By: Sam Harrington-Lowe - Updated: 28 Jun 2010 | comments*Discuss
Understanding Profit & Loss: Identifying Margins

The most important financial aspect of a business is profit. You could be turning over millions, but if your profit margins are low, it makes no difference if your turnover is ten thousand, or ten million. Equally, your loss margin works the same way. If you have a business that turns over a high sum, but you’re operating at a loss, no amount of money coming into the business is going to change the fact that you’re losing it!

It’s vital to know about your profit and loss to keep track of which parts of the business are more profitable, which parts cost the most money, and therefore how you can make changes to facilitate more profitable business.

What is Profit?

A business will have customers, and charge those customers money to provide products or services.
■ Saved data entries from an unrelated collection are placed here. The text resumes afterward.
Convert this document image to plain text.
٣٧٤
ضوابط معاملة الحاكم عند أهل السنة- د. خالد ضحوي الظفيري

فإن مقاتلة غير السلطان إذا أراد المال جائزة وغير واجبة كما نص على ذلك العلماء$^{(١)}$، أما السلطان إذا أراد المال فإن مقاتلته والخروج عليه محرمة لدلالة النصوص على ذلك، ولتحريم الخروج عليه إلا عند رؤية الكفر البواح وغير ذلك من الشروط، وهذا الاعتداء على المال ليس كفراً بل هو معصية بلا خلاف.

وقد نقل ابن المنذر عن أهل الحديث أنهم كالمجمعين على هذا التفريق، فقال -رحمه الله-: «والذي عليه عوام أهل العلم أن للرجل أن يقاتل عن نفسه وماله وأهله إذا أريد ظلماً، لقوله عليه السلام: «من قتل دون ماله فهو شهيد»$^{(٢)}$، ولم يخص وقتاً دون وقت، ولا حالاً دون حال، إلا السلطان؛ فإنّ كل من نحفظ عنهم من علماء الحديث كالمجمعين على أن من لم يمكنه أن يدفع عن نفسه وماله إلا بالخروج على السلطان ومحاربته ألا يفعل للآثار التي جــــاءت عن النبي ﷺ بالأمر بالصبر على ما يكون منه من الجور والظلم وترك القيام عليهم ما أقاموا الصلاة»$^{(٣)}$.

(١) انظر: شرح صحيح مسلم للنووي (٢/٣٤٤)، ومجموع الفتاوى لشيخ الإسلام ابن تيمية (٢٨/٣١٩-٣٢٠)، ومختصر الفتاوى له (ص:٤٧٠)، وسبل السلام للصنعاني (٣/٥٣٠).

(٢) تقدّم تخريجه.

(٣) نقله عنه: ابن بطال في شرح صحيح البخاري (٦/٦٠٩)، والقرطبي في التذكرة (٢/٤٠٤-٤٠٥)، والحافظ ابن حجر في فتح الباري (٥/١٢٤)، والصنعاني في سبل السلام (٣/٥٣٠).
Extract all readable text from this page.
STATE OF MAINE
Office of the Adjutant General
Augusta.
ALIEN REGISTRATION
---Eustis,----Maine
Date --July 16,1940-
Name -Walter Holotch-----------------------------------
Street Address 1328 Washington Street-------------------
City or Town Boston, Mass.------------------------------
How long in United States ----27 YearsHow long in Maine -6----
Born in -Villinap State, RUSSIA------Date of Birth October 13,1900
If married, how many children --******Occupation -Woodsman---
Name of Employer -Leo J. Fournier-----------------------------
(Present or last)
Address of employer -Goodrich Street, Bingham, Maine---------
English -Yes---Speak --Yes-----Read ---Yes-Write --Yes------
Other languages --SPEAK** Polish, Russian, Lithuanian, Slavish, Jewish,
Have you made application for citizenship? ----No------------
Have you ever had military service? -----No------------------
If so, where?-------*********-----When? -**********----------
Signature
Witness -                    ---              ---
Profit is basically the bit of money left over, once you have taken out all your outgoings and overheads including staff, premises, equipment, telephone, stationery etc. All businesses should operate a P&L (Profit and Loss) account so that it’s easy to see if the business is operating profitably or not, and keeping it up to date is good business practice. Inputting financial movements is a sound habit to cultivate and will help to ensure you know where your business is going.

How to Run a P&L Account

There are many software packages that can make this easy for you, but it’s also equally easy to do it using simple programs such as Excel spreadsheets. Your accountant will be able to help you identify your overheads (fixed costs) and expenditure, and of course you will easily be able to keep track of your invoicing i.e. the money coming in! Look also at other sources of income such as rent from tenants etc, and once this is in place, the best thing to do is to try and keep it fairly up to date.

Assets and Liabilities

Running a P&L account as described above is putting it in its simplest terms, but there are more aspects to consider, such as current or fixed assets and liabilities. These also all affect your P&L sheet as they identify areas where potential money could be made or lost.

Assets fall into two, or possibly three categories. Fixed assets are things you own and keep, rather than selling to customers. In the events industry for example these could be props, but equally, as with all businesses, will include premises if you own them, furniture, vehicles etc. Current assets is basically potential revenue you can get your hands on quickly, such as unpaid invoices, cash in the till, stock, outstanding expenses etc. Finally there is such a thing as ‘intangible assets’ which covers slightly more nebulous assets such as goodwill – i.e. a great client list that could potentially bring in revenue – and revenue from things like copyrights or patents you might own.

Liabilities of course are exactly what they say they are. Liabilities can be bank loans, suppliers’ invoices or VAT bills. It’s all money pending going out.

Provision for Bad Debt

Look out for this one and always factor this in, rather than get caught on the hop. In your current assets you might have money that is due in to you from customers. Assuming you are confident they will pay you, there is no problem and they should be added to your current assets, but if you think there may be a problem extracting the money, or perhaps part of the money, you need to have another column ‘bad debt provision’.


Finally understand the relevance and importance of depreciation. For example, an item may have cost you £5,000 to purchase, but after a couple of years it won’t be worth so much. This is technically a loss as you are losing the money you spent on it and depreciation should be accounted for along with everything else.